On Sat, May 10, 2008 at 5:48 PM, Sebastian Noack
<[EMAIL PROTECTED]> wrote:
> Hi,
>
> I think QuerySet.update works to inflexible. In SQL you can define
> expressions containing the current value or the value of an other
> column in the update clause, for Example to incrementing a value in the
> result set. This is not possible by the ORM at the moment.

The basic idea that you are proposing has been made before - for
example, several of the discussions about adding aggregations to the
ORM have included a capability similar to the one you propose.
However, this is the first time to my knowledge that code has been
offered.

> I developed a possible solution, by introducing combinable Expression
> objects.
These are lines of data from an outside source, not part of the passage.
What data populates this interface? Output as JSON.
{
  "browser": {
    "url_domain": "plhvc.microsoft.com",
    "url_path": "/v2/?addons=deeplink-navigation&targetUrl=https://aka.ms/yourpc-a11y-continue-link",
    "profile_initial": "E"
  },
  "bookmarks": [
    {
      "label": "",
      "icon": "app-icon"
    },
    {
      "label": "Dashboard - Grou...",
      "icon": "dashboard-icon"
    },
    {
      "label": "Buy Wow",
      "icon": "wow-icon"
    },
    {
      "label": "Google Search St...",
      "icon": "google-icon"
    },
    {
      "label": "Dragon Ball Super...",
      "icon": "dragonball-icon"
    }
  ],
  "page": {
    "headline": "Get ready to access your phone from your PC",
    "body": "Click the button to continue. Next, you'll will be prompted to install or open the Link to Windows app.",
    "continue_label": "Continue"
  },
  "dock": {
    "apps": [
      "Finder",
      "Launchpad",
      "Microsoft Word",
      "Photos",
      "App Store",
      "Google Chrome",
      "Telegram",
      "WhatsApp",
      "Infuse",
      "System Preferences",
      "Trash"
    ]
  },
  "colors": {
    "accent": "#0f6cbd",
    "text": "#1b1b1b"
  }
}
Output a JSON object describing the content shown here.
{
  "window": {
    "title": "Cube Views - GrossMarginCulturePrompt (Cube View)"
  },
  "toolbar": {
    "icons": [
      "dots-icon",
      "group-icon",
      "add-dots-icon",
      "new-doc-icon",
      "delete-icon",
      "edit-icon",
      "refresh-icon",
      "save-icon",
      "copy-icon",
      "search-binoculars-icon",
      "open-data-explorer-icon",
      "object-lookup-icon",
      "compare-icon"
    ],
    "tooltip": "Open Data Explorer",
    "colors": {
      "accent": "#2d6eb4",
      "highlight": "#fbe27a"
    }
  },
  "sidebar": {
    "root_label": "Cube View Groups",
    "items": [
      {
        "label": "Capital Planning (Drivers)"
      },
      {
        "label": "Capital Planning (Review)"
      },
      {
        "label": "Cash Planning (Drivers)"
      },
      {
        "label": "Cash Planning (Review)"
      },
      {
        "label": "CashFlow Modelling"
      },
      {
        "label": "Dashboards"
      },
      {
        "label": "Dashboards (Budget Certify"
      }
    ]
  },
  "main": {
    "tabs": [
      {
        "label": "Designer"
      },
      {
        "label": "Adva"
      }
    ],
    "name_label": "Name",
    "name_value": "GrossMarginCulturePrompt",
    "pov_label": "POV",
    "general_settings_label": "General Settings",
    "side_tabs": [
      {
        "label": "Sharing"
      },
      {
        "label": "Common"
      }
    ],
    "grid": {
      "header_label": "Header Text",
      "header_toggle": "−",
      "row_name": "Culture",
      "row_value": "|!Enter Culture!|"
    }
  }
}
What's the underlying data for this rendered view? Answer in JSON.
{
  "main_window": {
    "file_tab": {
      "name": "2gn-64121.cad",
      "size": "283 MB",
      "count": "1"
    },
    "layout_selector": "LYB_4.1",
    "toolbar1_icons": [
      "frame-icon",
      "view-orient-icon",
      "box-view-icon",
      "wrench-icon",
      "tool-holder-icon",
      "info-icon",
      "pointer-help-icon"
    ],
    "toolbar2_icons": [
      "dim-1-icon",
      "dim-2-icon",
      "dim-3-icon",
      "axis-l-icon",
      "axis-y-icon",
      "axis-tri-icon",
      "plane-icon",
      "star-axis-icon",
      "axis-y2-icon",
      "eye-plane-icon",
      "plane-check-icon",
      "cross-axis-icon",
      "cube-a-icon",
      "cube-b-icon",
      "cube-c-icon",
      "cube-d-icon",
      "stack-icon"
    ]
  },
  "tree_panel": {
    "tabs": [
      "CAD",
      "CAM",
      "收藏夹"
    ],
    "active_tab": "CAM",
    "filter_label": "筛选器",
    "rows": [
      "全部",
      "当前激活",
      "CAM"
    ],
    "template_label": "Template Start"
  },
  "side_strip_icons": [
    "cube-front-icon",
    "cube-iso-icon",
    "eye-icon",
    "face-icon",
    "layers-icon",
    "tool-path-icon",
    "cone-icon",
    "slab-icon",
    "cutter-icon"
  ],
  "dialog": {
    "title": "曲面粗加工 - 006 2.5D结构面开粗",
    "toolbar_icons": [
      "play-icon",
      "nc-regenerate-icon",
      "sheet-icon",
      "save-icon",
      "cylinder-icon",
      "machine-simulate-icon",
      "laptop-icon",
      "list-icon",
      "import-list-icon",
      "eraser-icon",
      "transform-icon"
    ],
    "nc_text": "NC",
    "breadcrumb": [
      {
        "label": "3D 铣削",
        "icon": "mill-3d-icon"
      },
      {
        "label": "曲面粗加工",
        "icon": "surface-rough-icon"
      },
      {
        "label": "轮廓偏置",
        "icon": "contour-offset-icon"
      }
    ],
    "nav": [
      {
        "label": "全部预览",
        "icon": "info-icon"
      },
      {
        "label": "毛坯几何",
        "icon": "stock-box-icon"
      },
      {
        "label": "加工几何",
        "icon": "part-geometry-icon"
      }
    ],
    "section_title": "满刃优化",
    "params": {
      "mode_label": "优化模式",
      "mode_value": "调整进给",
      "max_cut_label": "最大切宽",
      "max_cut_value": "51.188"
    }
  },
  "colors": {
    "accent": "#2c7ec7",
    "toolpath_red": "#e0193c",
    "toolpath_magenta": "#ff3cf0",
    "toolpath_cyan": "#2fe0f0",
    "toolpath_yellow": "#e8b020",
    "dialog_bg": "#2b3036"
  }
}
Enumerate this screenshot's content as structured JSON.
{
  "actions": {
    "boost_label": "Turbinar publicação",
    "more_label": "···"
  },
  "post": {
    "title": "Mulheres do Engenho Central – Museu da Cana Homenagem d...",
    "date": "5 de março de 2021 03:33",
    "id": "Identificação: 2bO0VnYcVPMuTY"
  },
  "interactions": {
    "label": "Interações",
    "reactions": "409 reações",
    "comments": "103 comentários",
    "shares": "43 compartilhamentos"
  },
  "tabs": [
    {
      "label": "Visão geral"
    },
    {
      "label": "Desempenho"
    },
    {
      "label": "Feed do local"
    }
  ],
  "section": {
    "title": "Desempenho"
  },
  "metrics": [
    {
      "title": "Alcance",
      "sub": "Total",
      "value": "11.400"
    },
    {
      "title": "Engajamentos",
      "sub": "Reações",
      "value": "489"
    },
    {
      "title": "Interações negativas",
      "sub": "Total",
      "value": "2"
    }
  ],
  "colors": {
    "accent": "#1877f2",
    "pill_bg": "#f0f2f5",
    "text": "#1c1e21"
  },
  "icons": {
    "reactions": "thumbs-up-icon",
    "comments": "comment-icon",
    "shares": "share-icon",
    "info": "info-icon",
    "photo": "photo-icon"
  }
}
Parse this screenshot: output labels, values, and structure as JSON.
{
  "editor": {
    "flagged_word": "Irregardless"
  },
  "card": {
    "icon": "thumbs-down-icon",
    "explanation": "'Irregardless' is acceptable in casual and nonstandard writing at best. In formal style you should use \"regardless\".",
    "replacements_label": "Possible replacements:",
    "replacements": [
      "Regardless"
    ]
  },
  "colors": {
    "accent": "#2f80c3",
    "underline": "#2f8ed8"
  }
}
Look at http://code.djangoproject.com/ticket/7210.
>
> This patch allows you to do following:
>
>        from django.db.models.sql.expressions import *
>
>        qset = model.objects.all()
>
>        # Equivalent to qset.update(foo=42)
>        qset.update(foo=LiteralExpr(42))
>        # Increment column 'foo' by one.
>        qset.update(foo=CurrentExpr() + LiteralExpr(1))
>        # Swap the value of the column 'foo' and 'bar'.
>        qset.update(foo=ColumnExpr('bar'), bar=ColumnExpr('foo'))
>
> Does somebody thinks there are reasons to don't merge this patch? Or
> ideas ti even improve this patch? Thanks.

A few quick comments:

* I don't see why LiteralExpr is required. Surely a literal should
continue to work as is; if a literal is involved in an expression with
a ColumnExpr(), the definition of ColumnExpr should be smart enough to
merge the literal into the resultant expression.

* foo=CurrentExpr() is really just the same as foo=ColumnExpr('foo'),
isn't it? Why include two ways of providing the reference?

* ColumnExpr is a bit cumbersome for something that is really exposing
the primitives of the underlying SQL. Given that LiteralExpr and
CurrentExpr aren't really required, you only need one object for
expressions - the ability to reference a field. I would suggest
adopting the syntax from the earlier ORM aggregation discussions: F()
(for 'Field'). This follow the lead of Q() to describe Query objects.

* The examples you give are driven by use cases in the update()
clause. This is certainly a useful application of the idea, but it
would be good to ensure that the same syntax can be used elsewhere -
most notably, in filter() and exclude() clauses.

On top of these criticisms, there is at least one very good reason
that this patch won't get merged as-is - it doesn't contain any
documentation or test cases. What you are proposing is a fairly big
feature addition - documentation and tests would be mandatory before
the patch was accepted. I can understand why you might have left off
documentation until your idea was accepted, but I (and the other core
developers) are rarely convinced that code works unless there is a
comprehensive test suite to back it up.